Civilian Patrick Devitt

Civilian Patrick Devitt (aged about 38) of Mallow (Mallow)

Date of incident: 31 Jan. 1921

Sources: CE, 1, 2, 15 Feb., 30 March, 30 April, 2 May 1921; II, 2 Feb. 1921; CC, 3 Feb. 1921; FJ, 3 Feb. 1921; Nenagh News, 5 Feb. 1921; Military Inquests, WO 35/149A/15 (TNA); Report of the Mallow Court of Enquiry, p. 336, H.C. 1921, xv [1220]; Leo O’Callaghan’s WS 978, 9-11 (BMH); Jeremiah Daly’s WS 1015, 5 (BMH); Joseph P. Morgan’s WS 1097, 11-12 (BMH); Seán Healy’s WS 1643, 10 (BMH); O’Donoghue (1954, 1986), 132-33; Lankford (1980), 185; Gyves (2010), 33-52; http://theauxiliaries.com/INCIDENTS/mallow-1921-jan/mallow-shooting.html (accessed 5 Oct. 2016).


Note: A signalman, Devitt was one of three railway workers killed or mortally wounded by British forces in the reprisals that followed the IRA attack on RIC County Inspector William King and his wife at Mallow. Devitt had been in the employment of the Great Southern and Western Railway for about twenty years. He left a wife and seven children. He lived long enough to tell his wife Mary Anne Devitt what had happened to him, and she told the Recorder of Cork when making a compensation claim at the Mallow quarter sessions in late April 1921: ‘I asked him what happened and he told me that he was shot—that a man went into the signal cabin, dragged him out, and told him [to] put up his hands. He put up his hands and was taken from the cabin, and one of the men kicked him. He was then marched down the platform and put outside the gate. They told him and the others with him to run for their lives, and they were fired on.’ Dr T. J. Vaughan testified that when he had attended to Patrick Devitt on the night of 31 January, Devitt ‘was in a very collapsed state, suffering from severe shock, and with three small punctured [sic] wounds in the back. These wounds affected the spinal column, causing paralysis of the lower limbs. He was removed to Cork five days later, where he subsequently died.’ His death occurred in the South Infirmary on 13 February 1921. See CE, 30 April 1921.

In 1911 Patrick Devitt and his wife Mary Anne resided on Abbey Street in Ennis with their two children (they were to have five more), his younger brother Martin Devitt, and his wife’s elderly father Patrick Madden. Patrick Devitt was then already working as a railway signalman.

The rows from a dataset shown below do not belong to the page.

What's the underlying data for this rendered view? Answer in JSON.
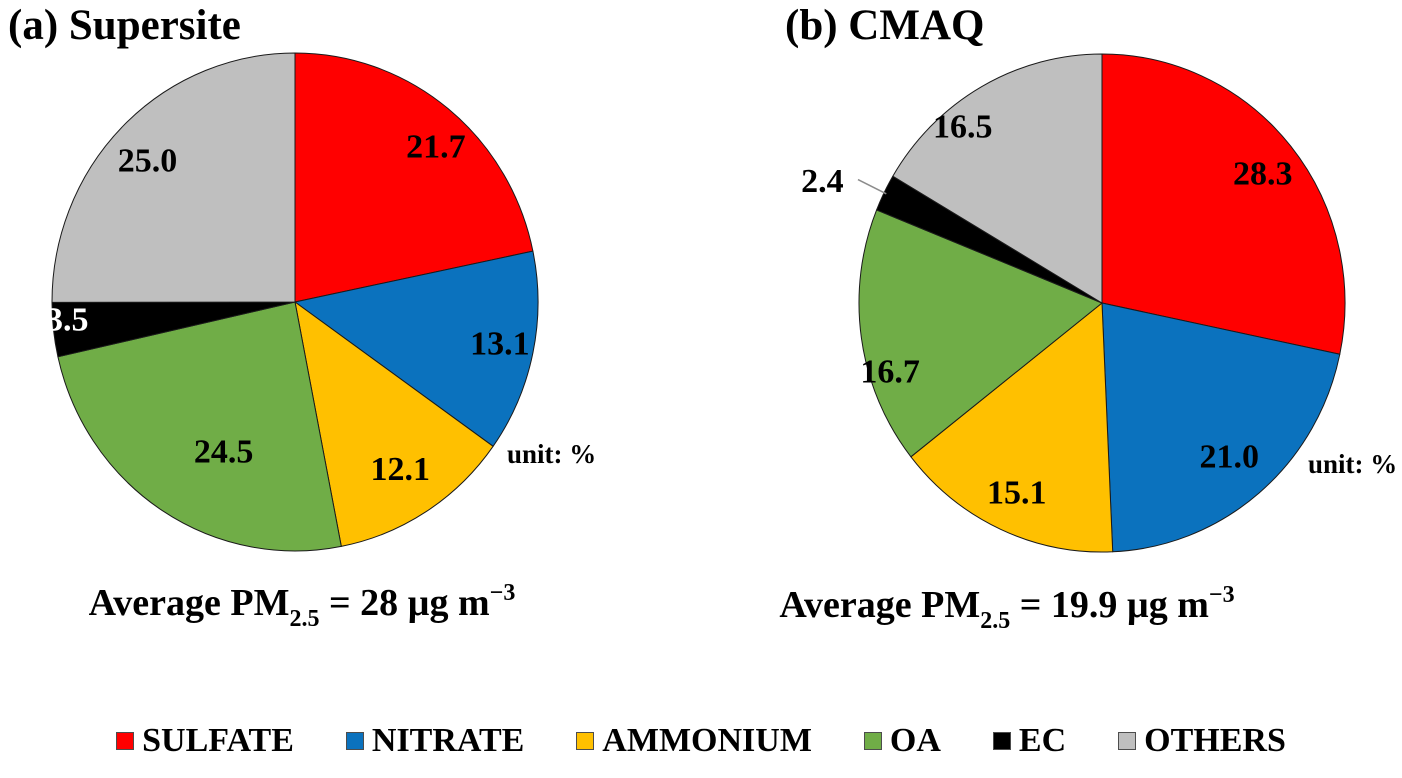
{
  "figure": {
    "panels": [
      {
        "label": "(a) Supersite",
        "unit_note": "unit: %",
        "average_prefix": "Average PM",
        "average_sub": "2.5",
        "average_mid": " = 28 µg m",
        "average_sup": "−3"
      },
      {
        "label": "(b) CMAQ",
        "unit_note": "unit: %",
        "average_prefix": "Average PM",
        "average_sub": "2.5",
        "average_mid": " = 19.9 µg m",
        "average_sup": "−3"
      }
    ]
  },
  "legend": {
    "items": [
      {
        "label": "SULFATE",
        "color": "#FF0000"
      },
      {
        "label": "NITRATE",
        "color": "#0B72BE"
      },
      {
        "label": "AMMONIUM",
        "color": "#FFC000"
      },
      {
        "label": "OA",
        "color": "#70AD47"
      },
      {
        "label": "EC",
        "color": "#000000"
      },
      {
        "label": "OTHERS",
        "color": "#BFBFBF"
      }
    ]
  },
  "chart_data": [
    {
      "type": "pie",
      "title": "(a) Supersite",
      "unit": "%",
      "average_pm25": 28,
      "average_units": "µg m−3",
      "categories": [
        "SULFATE",
        "NITRATE",
        "AMMONIUM",
        "OA",
        "EC",
        "OTHERS"
      ],
      "values": [
        21.7,
        13.1,
        12.1,
        24.5,
        3.5,
        25.0
      ],
      "labels": [
        "21.7",
        "13.1",
        "12.1",
        "24.5",
        "3.5",
        "25.0"
      ],
      "colors": [
        "#FF0000",
        "#0B72BE",
        "#FFC000",
        "#70AD47",
        "#000000",
        "#BFBFBF"
      ],
      "start_angle_deg": 0,
      "direction": "clockwise",
      "label_pos": [
        {
          "a": 43.0,
          "r": 0.85,
          "fill": "#000000"
        },
        {
          "a": 101.3,
          "r": 0.86,
          "fill": "#000000"
        },
        {
          "a": 147.2,
          "r": 0.8,
          "fill": "#000000"
        },
        {
          "a": 206.0,
          "r": 0.67,
          "fill": "#000000"
        },
        {
          "a": 265.6,
          "r": 0.94,
          "fill": "#ffffff"
        },
        {
          "a": 313.0,
          "r": 0.83,
          "fill": "#000000"
        }
      ]
    },
    {
      "type": "pie",
      "title": "(b) CMAQ",
      "unit": "%",
      "average_pm25": 19.9,
      "average_units": "µg m−3",
      "categories": [
        "SULFATE",
        "NITRATE",
        "AMMONIUM",
        "OA",
        "EC",
        "OTHERS"
      ],
      "values": [
        28.3,
        21.0,
        15.1,
        16.7,
        2.4,
        16.5
      ],
      "labels": [
        "28.3",
        "21.0",
        "15.1",
        "16.7",
        "2.4",
        "16.5"
      ],
      "colors": [
        "#FF0000",
        "#0B72BE",
        "#FFC000",
        "#70AD47",
        "#000000",
        "#BFBFBF"
      ],
      "start_angle_deg": 0,
      "direction": "clockwise",
      "label_pos": [
        {
          "a": 52.0,
          "r": 0.84,
          "fill": "#000000"
        },
        {
          "a": 139.7,
          "r": 0.81,
          "fill": "#000000"
        },
        {
          "a": 204.7,
          "r": 0.84,
          "fill": "#000000"
        },
        {
          "a": 252.4,
          "r": 0.915,
          "fill": "#000000"
        },
        {
          "a": 293.0,
          "r": 1.25,
          "fill": "#000000",
          "outside": true
        },
        {
          "a": 321.0,
          "r": 0.91,
          "fill": "#000000"
        }
      ]
    }
  ]
}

For the compensation eventually awarded to the wounded railway workers or to the relatives of those killed, see the following data: Mrs Mary Ann Devitt, widow of Patrick Devitt, £2,700 (including £100 for each of his seven children); Edmund Bennett, father of Denis Bennett (deceased), £1,000; Geoffrey or Jeffery O’Mullane, father of Daniel O’Mullane (deceased), £1,000; Peter Morrissey, £350; Michael Mahony, £400; Patrick Howe, £175; Henry Martin, £1,000; Matthew Cronin, £1,400; Patrick Maher, £2,000; and Joseph Greensmith, £700. See CE, 2 May 1921.